We've initialized the project configuration for the corvin-cli, including necessary dependencies and essential build scripts. This setup establishes the foundation for development, incorporating tools like React, Ink for CLI interfaces, and LangChain, alongside custom build and cleanup automation to streamline the build process. 
We have refactored the NextAuth configuration to be edge-compatible, removing dependencies like the Prisma adapter that are incompatible with Vercel's Edge Runtime. This change ensures that our authentication and route protection logic can run efficiently within Edge Middleware. This is a significant improvement for performance and deployment stability. 
The initial project configuration for corvin-cli has been established, defining the CLI structure, build processes, and necessary dependencies. This setup integrates React and Ink for the CLI interface, along with AI and LangChain libraries, laying the foundation for development. Everything is ready for active feature implementation. 
Introduced a new configuration module to centralize infrastructure dependency management. This module leverages environment variables via dotenv while providing robust fallbacks to production API and WebSocket defaults, streamlining local development and deployment workflows. 
Introduced a new reusable Calendar component using react-day-picker. This implementation provides a consistent design language by integrating seamlessly with our existing styling utilities and iconography, supporting features like range selection and flexible layout customization.

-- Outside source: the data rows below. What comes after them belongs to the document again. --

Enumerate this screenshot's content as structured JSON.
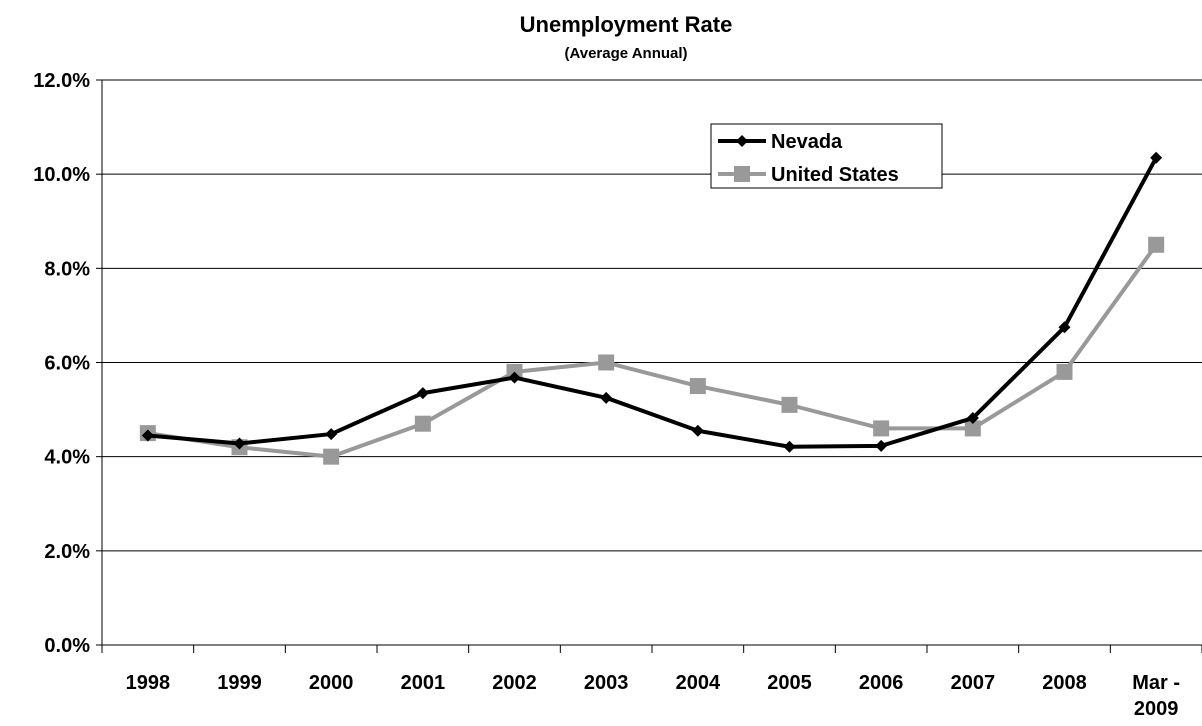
{
  "chart_data": {
    "type": "line",
    "title": "Unemployment Rate",
    "subtitle": "(Average Annual)",
    "categories": [
      "1998",
      "1999",
      "2000",
      "2001",
      "2002",
      "2003",
      "2004",
      "2005",
      "2006",
      "2007",
      "2008",
      "Mar -\n2009"
    ],
    "series": [
      {
        "name": "Nevada",
        "color": "#000000",
        "marker": "diamond",
        "values": [
          4.45,
          4.28,
          4.48,
          5.35,
          5.68,
          5.25,
          4.55,
          4.21,
          4.23,
          4.82,
          6.75,
          10.35
        ]
      },
      {
        "name": "United States",
        "color": "#999999",
        "marker": "square",
        "values": [
          4.5,
          4.2,
          4.0,
          4.7,
          5.8,
          6.0,
          5.5,
          5.1,
          4.6,
          4.6,
          5.8,
          8.5
        ]
      }
    ],
    "ylim": [
      0,
      12
    ],
    "yticks": [
      "0.0%",
      "2.0%",
      "4.0%",
      "6.0%",
      "8.0%",
      "10.0%",
      "12.0%"
    ],
    "ytick_values": [
      0,
      2,
      4,
      6,
      8,
      10,
      12
    ],
    "grid": true,
    "legend_position": "top-right"
  }
}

Added a comprehensive README.md providing a clear overview of the Corvin architecture, including how the CLI, server, and dashboard components interact. The documentation also covers local setup instructions, technical prerequisites, and the authentication flow, making it significantly easier for new developers to get started. 
Updated dependencies across both the project's CLI and web components to ensure the codebase stays aligned with recent major version releases, including updates to React, Next.js, and various infrastructure tools. This maintenance ensures better compatibility and performance, though developers should verify builds following the refresh. 
Updated the USAGE_GUIDE.md to clarify that API keys are generally not required for standard usage, removing potential confusion during initial setup. Redundant configuration steps were also removed to streamline the getting started process for new users.